A few pages back on 305-6 she comes to the following, rather inspiring conclusion:
'All the world faiths put suffering at the top of their agenda, because it is an inescapable fact of human life, and unless you see things as they really are, you cannot live correctly. But even more important, if we deny our own pain, it is all too easy to dismiss the suffering of others. Every single one of the major traditions --- Confucianism, Buddhism and Hinduism, as well as the monotheisms --- teaches a spirituality of empathy, by means of which you relate your own suffering to that of others. Hyam had quoted Hillel's Golden Rule, which tells you to look into your own heart, find out what distresses you, and then refrain from inflicting similar pain on other people. That, Hillel had insisted, was the Torah, and everything else was commentary. This, I was to discover, was the essence of the religious life.'

Having compassion, and not only for those who consider themselves religious, is as important to a civilized society as freedom of expression.
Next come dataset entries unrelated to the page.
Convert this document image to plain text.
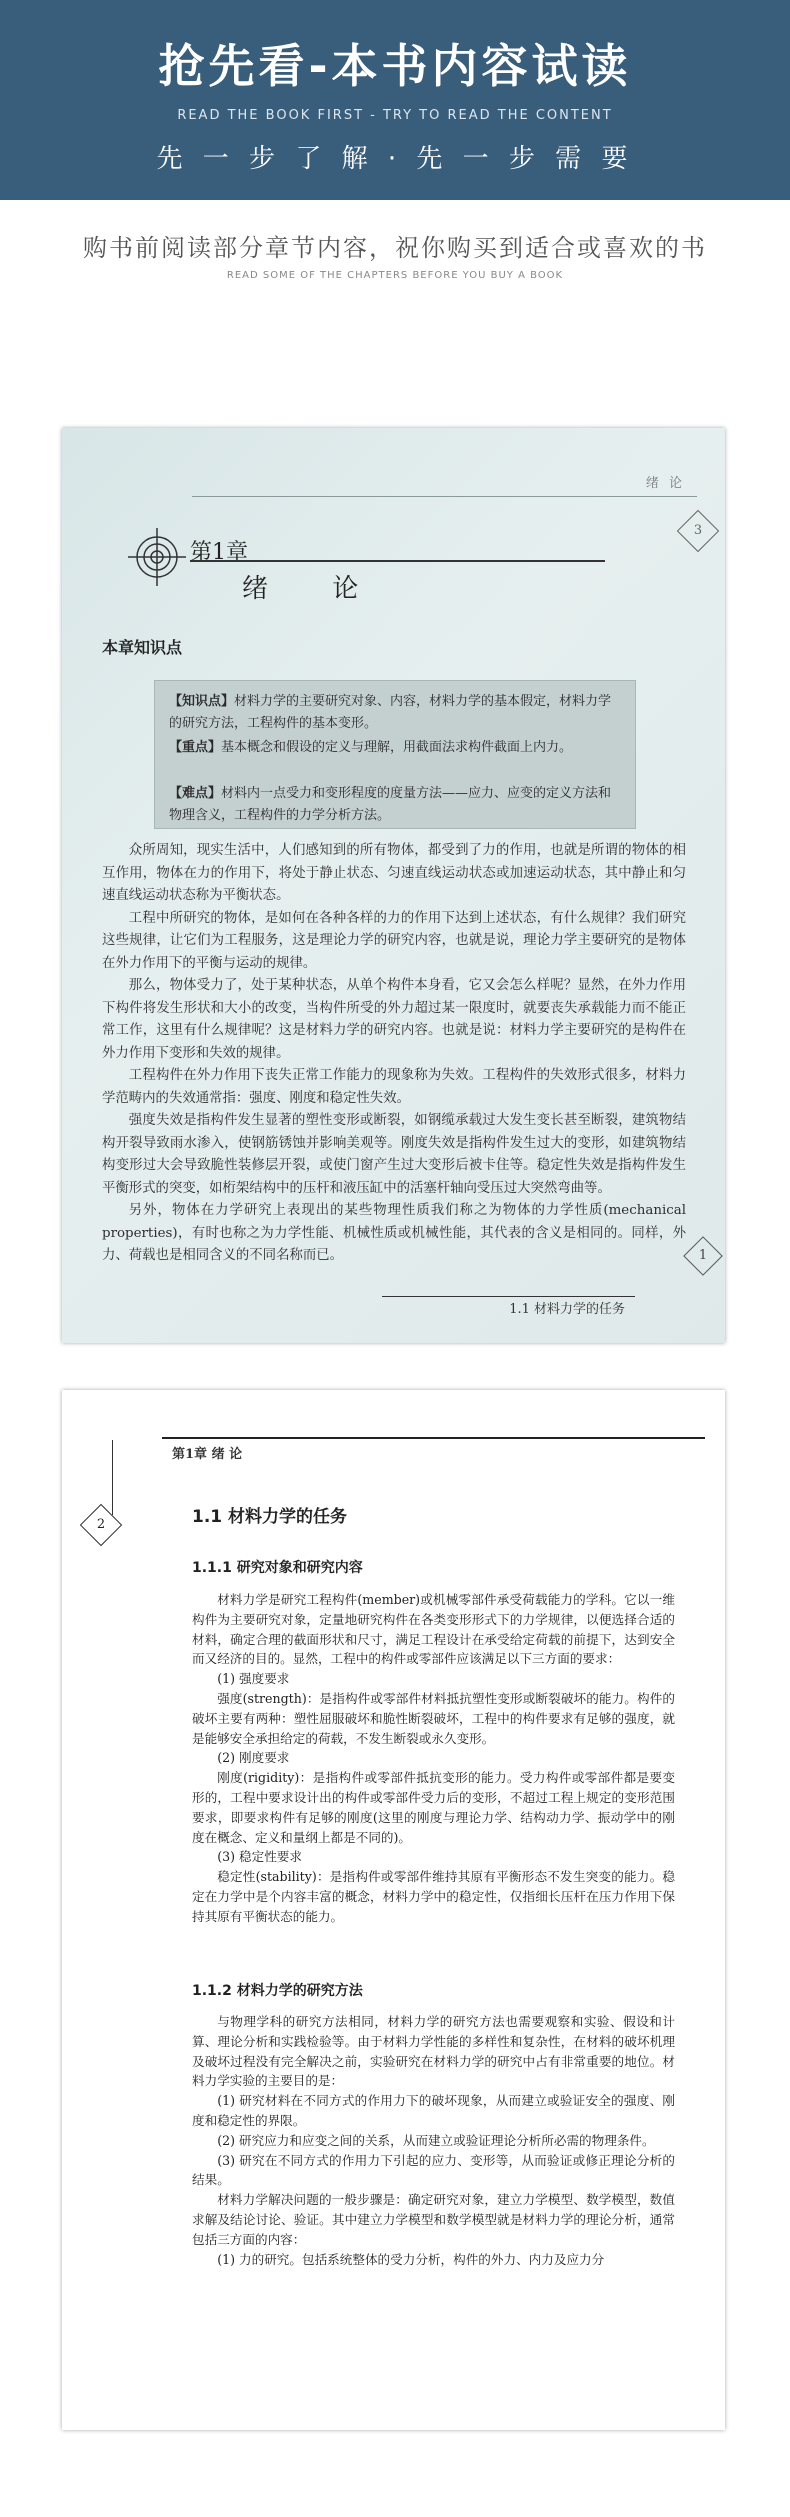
抢先看-本书内容试读
READ THE BOOK FIRST - TRY TO READ THE CONTENT
先 一 步 了 解 · 先 一 步 需 要
购书前阅读部分章节内容，祝你购买到适合或喜欢的书
READ SOME OF THE CHAPTERS BEFORE YOU BUY A BOOK
绪 论
3
第1章
绪 论
本章知识点
【知识点】材料力学的主要研究对象、内容，材料力学的基本假定，材料力学的研究方法，工程构件的基本变形。
【重点】基本概念和假设的定义与理解，用截面法求构件截面上内力。
【难点】材料内一点受力和变形程度的度量方法——应力、应变的定义方法和物理含义，工程构件的力学分析方法。

众所周知，现实生活中，人们感知到的所有物体，都受到了力的作用，也就是所谓的物体的相互作用，物体在力的作用下，将处于静止状态、匀速直线运动状态或加速运动状态，其中静止和匀速直线运动状态称为平衡状态。

工程中所研究的物体，是如何在各种各样的力的作用下达到上述状态，有什么规律？我们研究这些规律，让它们为工程服务，这是理论力学的研究内容，也就是说，理论力学主要研究的是物体在外力作用下的平衡与运动的规律。

那么，物体受力了，处于某种状态，从单个构件本身看，它又会怎么样呢？显然，在外力作用下构件将发生形状和大小的改变，当构件所受的外力超过某一限度时，就要丧失承载能力而不能正常工作，这里有什么规律呢？这是材料力学的研究内容。也就是说：材料力学主要研究的是构件在外力作用下变形和失效的规律。

工程构件在外力作用下丧失正常工作能力的现象称为失效。工程构件的失效形式很多，材料力学范畴内的失效通常指：强度、刚度和稳定性失效。

强度失效是指构件发生显著的塑性变形或断裂，如钢缆承载过大发生变长甚至断裂，建筑物结构开裂导致雨水渗入，使钢筋锈蚀并影响美观等。刚度失效是指构件发生过大的变形，如建筑物结构变形过大会导致脆性装修层开裂，或使门窗产生过大变形后被卡住等。稳定性失效是指构件发生平衡形式的突变，如桁架结构中的压杆和液压缸中的活塞杆轴向受压过大突然弯曲等。

另外，物体在力学研究上表现出的某些物理性质我们称之为物体的力学性质(mechanical properties)，有时也称之为力学性能、机械性质或机械性能，其代表的含义是相同的。同样，外力、荷载也是相同含义的不同名称而已。	1
1.1 材料力学的任务
第1章 绪 论
2	1.1 材料力学的任务
1.1.1 研究对象和研究内容

材料力学是研究工程构件(member)或机械零部件承受荷载能力的学科。它以一维构件为主要研究对象，定量地研究构件在各类变形形式下的力学规律，以便选择合适的材料，确定合理的截面形状和尺寸，满足工程设计在承受给定荷载的前提下，达到安全而又经济的目的。显然，工程中的构件或零部件应该满足以下三方面的要求：

(1) 强度要求

强度(strength)：是指构件或零部件材料抵抗塑性变形或断裂破坏的能力。构件的破坏主要有两种：塑性屈服破坏和脆性断裂破坏，工程中的构件要求有足够的强度，就是能够安全承担给定的荷载，不发生断裂或永久变形。

(2) 刚度要求

刚度(rigidity)：是指构件或零部件抵抗变形的能力。受力构件或零部件都是要变形的，工程中要求设计出的构件或零部件受力后的变形，不超过工程上规定的变形范围要求，即要求构件有足够的刚度(这里的刚度与理论力学、结构动力学、振动学中的刚度在概念、定义和量纲上都是不同的)。

(3) 稳定性要求

稳定性(stability)：是指构件或零部件维持其原有平衡形态不发生突变的能力。稳定在力学中是个内容丰富的概念，材料力学中的稳定性，仅指细长压杆在压力作用下保持其原有平衡状态的能力。

1.1.2 材料力学的研究方法

与物理学科的研究方法相同，材料力学的研究方法也需要观察和实验、假设和计算、理论分析和实践检验等。由于材料力学性能的多样性和复杂性，在材料的破坏机理及破坏过程没有完全解决之前，实验研究在材料力学的研究中占有非常重要的地位。材料力学实验的主要目的是：

(1) 研究材料在不同方式的作用力下的破坏现象，从而建立或验证安全的强度、刚度和稳定性的界限。

(2) 研究应力和应变之间的关系，从而建立或验证理论分析所必需的物理条件。

(3) 研究在不同方式的作用力下引起的应力、变形等，从而验证或修正理论分析的结果。

材料力学解决问题的一般步骤是：确定研究对象，建立力学模型、数学模型，数值求解及结论讨论、验证。其中建立力学模型和数学模型就是材料力学的理论分析，通常包括三方面的内容：

(1) 力的研究。包括系统整体的受力分析，构件的外力、内力及应力分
The Spiral Staircase by Karen Armstrong was published by HarperCollins in 2004.

In the Saturday-Sunday edition of the International Herald Tribune, Zsofia Szilagyi writes on media responsibility in Publishing Those Cartoons was a Mistake. She writes: 'There is no doubt that freedom of speech is an essential foundation of any democracy. But when newspapers insist on this right, they have to understand that they do not -- alone --- create the context and lifespan of their messages.' Further she addes: '.....once messages are out in public, they develop a life of their own and become subject to multiple interpretations, and often manipulation that serves political agendas.' www.iht.com/articles/2006/02/03/opinion/edsofia.php.